Un tempo si diceva, “Carne cruda e pesce cotto”. Oggi la moda di mangiare il pesce crudo sta aumentando e, con esso, gli episodi di intossicazioni alimentari. Dal primo gennaio 2015 al 30 giugno 2016, solo nell’area della Asl Toscana Centro (Firenze, Prato, Pistoia, Empoli), ben 287 persone sono state contaminate da problemi di alimentazione. 91 sono casi isolati mentre gli altri 206 sono dal pronto soccorso.
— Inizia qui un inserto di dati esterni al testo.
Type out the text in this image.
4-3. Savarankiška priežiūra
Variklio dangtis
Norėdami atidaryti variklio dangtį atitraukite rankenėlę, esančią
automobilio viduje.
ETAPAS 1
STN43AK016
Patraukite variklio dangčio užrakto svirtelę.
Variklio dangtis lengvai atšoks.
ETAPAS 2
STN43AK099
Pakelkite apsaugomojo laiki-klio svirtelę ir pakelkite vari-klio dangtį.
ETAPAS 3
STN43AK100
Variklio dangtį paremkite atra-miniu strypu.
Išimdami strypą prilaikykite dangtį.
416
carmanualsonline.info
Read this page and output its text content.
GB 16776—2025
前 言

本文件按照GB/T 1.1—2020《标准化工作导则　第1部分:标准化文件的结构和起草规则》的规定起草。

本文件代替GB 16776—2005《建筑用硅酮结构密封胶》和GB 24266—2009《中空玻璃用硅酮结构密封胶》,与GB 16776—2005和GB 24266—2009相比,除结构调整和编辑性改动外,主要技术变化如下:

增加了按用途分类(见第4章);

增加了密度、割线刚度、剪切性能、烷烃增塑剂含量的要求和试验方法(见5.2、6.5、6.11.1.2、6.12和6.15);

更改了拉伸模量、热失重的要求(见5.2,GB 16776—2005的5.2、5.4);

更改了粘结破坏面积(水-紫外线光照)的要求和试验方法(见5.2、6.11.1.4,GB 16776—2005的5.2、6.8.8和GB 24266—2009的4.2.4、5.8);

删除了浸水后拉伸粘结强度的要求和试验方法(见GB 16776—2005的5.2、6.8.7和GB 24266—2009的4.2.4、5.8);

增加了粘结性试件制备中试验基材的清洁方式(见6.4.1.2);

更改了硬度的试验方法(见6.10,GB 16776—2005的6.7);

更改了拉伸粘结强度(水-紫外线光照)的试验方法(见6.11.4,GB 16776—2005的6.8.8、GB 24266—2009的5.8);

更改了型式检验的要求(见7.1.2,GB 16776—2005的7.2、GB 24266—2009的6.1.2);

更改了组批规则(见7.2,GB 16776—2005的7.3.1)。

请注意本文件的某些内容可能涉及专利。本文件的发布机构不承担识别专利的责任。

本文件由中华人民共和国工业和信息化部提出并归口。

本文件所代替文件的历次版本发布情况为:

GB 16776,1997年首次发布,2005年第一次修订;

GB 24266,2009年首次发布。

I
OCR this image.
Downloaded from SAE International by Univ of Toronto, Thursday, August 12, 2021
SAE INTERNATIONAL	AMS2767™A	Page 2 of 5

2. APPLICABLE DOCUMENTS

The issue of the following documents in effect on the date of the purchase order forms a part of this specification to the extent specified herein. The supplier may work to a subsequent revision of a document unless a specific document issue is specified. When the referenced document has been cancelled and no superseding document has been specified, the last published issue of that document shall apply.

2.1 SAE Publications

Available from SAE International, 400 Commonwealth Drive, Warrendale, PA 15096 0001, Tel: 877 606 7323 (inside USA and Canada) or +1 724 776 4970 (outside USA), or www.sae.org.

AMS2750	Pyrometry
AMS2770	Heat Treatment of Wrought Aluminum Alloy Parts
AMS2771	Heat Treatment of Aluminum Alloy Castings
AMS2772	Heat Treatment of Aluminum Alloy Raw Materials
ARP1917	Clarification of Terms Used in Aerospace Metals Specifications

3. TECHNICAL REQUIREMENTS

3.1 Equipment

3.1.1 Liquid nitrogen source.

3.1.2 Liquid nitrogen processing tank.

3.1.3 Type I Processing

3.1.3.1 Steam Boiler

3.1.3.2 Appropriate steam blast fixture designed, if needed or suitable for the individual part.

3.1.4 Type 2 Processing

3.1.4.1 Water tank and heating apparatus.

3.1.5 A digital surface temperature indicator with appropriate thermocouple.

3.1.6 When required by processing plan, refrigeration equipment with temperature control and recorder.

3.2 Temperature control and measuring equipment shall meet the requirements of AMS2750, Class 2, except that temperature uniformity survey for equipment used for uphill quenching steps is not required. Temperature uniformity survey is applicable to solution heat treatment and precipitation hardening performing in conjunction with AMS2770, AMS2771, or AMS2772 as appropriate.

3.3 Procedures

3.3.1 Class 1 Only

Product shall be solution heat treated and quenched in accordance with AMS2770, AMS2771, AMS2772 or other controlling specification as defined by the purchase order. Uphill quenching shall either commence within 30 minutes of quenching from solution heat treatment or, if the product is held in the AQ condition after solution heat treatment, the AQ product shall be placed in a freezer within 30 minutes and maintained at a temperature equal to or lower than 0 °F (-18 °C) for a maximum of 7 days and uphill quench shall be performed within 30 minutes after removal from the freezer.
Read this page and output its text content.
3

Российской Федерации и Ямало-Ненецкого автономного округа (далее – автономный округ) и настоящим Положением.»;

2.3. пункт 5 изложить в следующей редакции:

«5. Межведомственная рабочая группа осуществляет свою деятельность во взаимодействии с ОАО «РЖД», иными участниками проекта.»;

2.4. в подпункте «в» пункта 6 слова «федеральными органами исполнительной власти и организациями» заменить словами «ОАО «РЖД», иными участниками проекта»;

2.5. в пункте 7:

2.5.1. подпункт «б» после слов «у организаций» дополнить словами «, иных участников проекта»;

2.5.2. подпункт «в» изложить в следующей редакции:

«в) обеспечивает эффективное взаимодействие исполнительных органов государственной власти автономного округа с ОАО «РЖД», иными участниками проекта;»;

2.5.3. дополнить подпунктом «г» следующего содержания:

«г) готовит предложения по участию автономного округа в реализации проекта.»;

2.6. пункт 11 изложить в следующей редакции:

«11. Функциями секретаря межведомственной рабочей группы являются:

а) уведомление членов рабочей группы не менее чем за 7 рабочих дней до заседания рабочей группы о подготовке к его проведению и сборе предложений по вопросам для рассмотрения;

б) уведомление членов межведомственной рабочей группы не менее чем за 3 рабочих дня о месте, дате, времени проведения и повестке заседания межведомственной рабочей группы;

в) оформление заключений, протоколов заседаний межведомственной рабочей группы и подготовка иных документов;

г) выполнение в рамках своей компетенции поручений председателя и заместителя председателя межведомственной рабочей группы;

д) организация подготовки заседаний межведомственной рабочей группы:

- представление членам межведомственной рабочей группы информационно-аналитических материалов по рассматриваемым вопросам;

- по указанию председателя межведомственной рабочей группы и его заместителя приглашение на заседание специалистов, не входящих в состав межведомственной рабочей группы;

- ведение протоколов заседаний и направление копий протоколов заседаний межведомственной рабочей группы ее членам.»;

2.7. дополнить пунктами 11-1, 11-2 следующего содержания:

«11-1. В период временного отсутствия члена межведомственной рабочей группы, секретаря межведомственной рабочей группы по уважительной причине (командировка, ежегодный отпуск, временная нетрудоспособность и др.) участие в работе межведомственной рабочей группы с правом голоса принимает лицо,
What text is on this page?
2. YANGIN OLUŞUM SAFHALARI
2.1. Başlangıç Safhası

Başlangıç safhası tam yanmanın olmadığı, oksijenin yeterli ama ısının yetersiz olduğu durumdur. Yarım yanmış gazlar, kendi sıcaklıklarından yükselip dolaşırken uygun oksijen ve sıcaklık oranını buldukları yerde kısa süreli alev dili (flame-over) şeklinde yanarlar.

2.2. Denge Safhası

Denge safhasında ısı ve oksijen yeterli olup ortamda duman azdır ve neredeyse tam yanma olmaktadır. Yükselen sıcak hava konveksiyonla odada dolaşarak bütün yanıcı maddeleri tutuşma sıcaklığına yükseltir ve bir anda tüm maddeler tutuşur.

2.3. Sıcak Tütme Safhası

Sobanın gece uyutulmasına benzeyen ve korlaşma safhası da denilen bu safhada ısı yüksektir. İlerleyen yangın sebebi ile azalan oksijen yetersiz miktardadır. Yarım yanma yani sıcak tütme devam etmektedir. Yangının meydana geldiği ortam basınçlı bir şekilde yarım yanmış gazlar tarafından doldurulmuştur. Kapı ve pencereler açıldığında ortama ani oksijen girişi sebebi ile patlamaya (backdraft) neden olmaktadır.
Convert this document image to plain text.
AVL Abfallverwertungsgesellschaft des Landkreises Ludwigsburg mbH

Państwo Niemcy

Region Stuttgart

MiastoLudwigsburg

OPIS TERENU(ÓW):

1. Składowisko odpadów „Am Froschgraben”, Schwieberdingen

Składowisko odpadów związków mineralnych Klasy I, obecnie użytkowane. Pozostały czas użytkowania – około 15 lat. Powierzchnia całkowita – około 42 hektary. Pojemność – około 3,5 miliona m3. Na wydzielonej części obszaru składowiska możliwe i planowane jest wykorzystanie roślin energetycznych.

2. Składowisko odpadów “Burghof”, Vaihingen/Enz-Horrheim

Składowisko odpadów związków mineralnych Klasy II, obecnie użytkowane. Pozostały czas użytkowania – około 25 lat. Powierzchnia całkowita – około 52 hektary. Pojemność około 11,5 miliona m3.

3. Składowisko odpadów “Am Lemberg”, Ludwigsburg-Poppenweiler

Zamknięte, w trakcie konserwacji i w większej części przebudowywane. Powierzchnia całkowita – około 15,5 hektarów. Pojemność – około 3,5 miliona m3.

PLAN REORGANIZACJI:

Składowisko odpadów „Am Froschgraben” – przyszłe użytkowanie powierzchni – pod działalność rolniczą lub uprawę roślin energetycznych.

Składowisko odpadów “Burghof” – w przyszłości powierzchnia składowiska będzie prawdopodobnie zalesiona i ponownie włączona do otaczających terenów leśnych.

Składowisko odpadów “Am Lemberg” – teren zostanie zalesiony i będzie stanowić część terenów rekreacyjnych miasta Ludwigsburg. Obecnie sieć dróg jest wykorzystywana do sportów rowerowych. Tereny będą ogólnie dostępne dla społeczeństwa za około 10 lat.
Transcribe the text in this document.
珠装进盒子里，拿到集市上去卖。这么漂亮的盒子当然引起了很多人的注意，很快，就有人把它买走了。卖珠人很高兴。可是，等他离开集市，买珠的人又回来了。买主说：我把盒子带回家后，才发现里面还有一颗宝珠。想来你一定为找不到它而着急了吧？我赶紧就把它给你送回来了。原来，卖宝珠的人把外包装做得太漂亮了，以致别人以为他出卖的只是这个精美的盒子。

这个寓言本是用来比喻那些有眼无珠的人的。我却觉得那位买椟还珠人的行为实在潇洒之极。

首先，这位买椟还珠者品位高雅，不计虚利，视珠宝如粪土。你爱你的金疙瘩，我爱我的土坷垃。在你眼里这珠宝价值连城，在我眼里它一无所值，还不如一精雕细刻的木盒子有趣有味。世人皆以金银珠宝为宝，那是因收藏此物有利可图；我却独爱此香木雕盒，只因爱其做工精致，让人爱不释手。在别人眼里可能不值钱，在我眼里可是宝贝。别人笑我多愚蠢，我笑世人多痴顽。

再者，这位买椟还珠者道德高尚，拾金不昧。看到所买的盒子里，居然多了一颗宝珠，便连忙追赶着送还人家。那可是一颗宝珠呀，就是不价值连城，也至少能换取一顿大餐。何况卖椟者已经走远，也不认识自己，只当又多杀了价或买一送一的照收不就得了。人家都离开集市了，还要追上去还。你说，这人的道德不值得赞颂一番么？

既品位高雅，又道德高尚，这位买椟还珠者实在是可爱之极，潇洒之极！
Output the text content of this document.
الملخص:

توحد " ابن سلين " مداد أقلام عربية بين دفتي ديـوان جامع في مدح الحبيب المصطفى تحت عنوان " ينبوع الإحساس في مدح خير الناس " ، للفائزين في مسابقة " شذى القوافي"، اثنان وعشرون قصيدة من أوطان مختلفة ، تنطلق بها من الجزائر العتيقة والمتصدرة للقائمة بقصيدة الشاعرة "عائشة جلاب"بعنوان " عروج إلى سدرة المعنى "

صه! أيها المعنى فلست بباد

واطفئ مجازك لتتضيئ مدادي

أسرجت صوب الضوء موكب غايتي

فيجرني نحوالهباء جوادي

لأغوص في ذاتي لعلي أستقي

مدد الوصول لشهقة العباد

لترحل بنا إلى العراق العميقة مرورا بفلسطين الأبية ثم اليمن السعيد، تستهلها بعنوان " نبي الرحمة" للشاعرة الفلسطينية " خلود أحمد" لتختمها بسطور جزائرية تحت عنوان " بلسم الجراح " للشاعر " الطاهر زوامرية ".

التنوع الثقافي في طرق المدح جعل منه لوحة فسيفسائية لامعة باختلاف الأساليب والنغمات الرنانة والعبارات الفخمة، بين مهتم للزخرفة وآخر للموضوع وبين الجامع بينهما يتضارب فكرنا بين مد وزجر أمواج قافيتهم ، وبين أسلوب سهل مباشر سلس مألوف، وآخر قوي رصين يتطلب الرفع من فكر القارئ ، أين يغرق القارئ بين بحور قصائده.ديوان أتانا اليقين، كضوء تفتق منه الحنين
I microrganismi responsabili possono nascondersi nel pesce crudo o poco cotto, così come nei molluschi, causando malesseri anche gravi, malattie gastroenteriche da virus come l’epatite A o da batteri come la salmonellosi e i vibrioni.

In Toscana sono in aumento i casi di intossicazione da istamina.

Abbiamo anche il microrganismo Anisakis, un vermicello visibile ad occhio nudo di colore bianco rosato che spesso si annida nei muscoli e nell’addome di acciughe, sardine, sgombri, rana pescatrice, branzino, nasello, tonno.

Nell’uomo attacca stomaco o intestino provocando dolori addominali, diarrea, vomito, nausea o allergie, fino addirittura alla perforazione intestinale.

Si elimina con la cottura per almeno dieci minuti o il congelamento a meno 20 gradi per almeno 24 ore.